On doit distinguer dans cette machine deux mouvements principaux ; le premier qu'on nomme latéral, est celui du sciage ; le second, qui se porte en avant à mesure qu'on scie le pieu, et peut néanmoins revenir sur lui-même, est celui de chasse et de rappel.

Le mouvement latéral s'exécute par deux leviers de fer, un peu coudés sur leur longueur, portant à une de leurs extrémités un demi-cercle de fer recourbé, auquel est adaptée une scie horizontale ; les points-d'appui de ces leviers sont deux pivots reliés par une double entretoise, distants l'un de l'autre de 20 pouces, lesquels ont leur extrémité inférieure encastrés dans une rainure ou coulisse, qui facilite le mouvement de chasse et de rappel, ainsi qu'on l'exprimera ci-après.
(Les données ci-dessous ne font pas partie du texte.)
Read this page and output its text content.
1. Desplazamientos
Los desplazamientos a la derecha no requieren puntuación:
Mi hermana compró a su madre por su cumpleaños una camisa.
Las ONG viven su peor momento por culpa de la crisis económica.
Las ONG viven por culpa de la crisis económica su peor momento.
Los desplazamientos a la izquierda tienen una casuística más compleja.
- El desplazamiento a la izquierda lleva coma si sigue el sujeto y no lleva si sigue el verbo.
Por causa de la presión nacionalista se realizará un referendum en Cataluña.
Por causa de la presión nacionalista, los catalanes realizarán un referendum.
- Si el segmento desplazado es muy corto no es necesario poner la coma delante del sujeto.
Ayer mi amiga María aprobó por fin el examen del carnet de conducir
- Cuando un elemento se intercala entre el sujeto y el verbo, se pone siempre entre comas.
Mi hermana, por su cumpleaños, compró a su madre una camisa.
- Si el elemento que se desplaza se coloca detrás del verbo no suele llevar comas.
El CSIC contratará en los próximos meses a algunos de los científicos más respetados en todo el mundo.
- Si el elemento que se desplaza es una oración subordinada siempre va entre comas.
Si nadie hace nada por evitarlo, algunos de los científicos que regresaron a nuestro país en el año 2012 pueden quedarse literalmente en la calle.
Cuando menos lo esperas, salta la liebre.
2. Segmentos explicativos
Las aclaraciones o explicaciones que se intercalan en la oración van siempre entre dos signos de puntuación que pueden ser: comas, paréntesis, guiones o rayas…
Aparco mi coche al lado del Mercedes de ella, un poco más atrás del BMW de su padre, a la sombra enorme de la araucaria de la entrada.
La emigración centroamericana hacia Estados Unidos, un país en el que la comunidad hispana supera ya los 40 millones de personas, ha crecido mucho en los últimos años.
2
Ils sont soutenus au-dessus du châssis de fer par une embase de 2 pouces de hauteur, et déchargés à leurs extrémités par quatre rouleaux de cuivre.

Ces leviers sont mus du dessus de l'échaffaud supérieur par quatre hommes, appliqués à des bras de force attachés à des leviers inclinés, dont le bas est arrêté sur le plateau, et sur lesquels est fixée la base d'un triangle équilatéral, dont le sommet est arrêté au milieu d'une traverse horizontale.

Cette traverse qui embrasse les extrémités des bras du levier de la scie, s'embreve dans une coulisse de fer pratiquée dans le châssis, où portant sur des rouleaux, elle Ve et vient, et procure ainsi à la scie le mouvement latéral, au moyen des ouvertures ovales formées à l'autre extrémité desdits bras de levier qui leur permettent de s'allonger et de se raccourcir alternativement, suivant leur distance du centre de mouvement ; ces ouvertures ovales embrassent des pivots fixés sur le demi-cercle de la scie dont nous avons parlé, et portent dans le haut au moyen de plusieurs rondelles de cuivre intermédiaires, les extrémités d'un second demi-cercle adhérent par des renvois à deux tourillons roulants, ainsi qu'un troisième placé au milieu du cercle dans une grande coulisse qui reçoit le mouvement de chasse et de rappel.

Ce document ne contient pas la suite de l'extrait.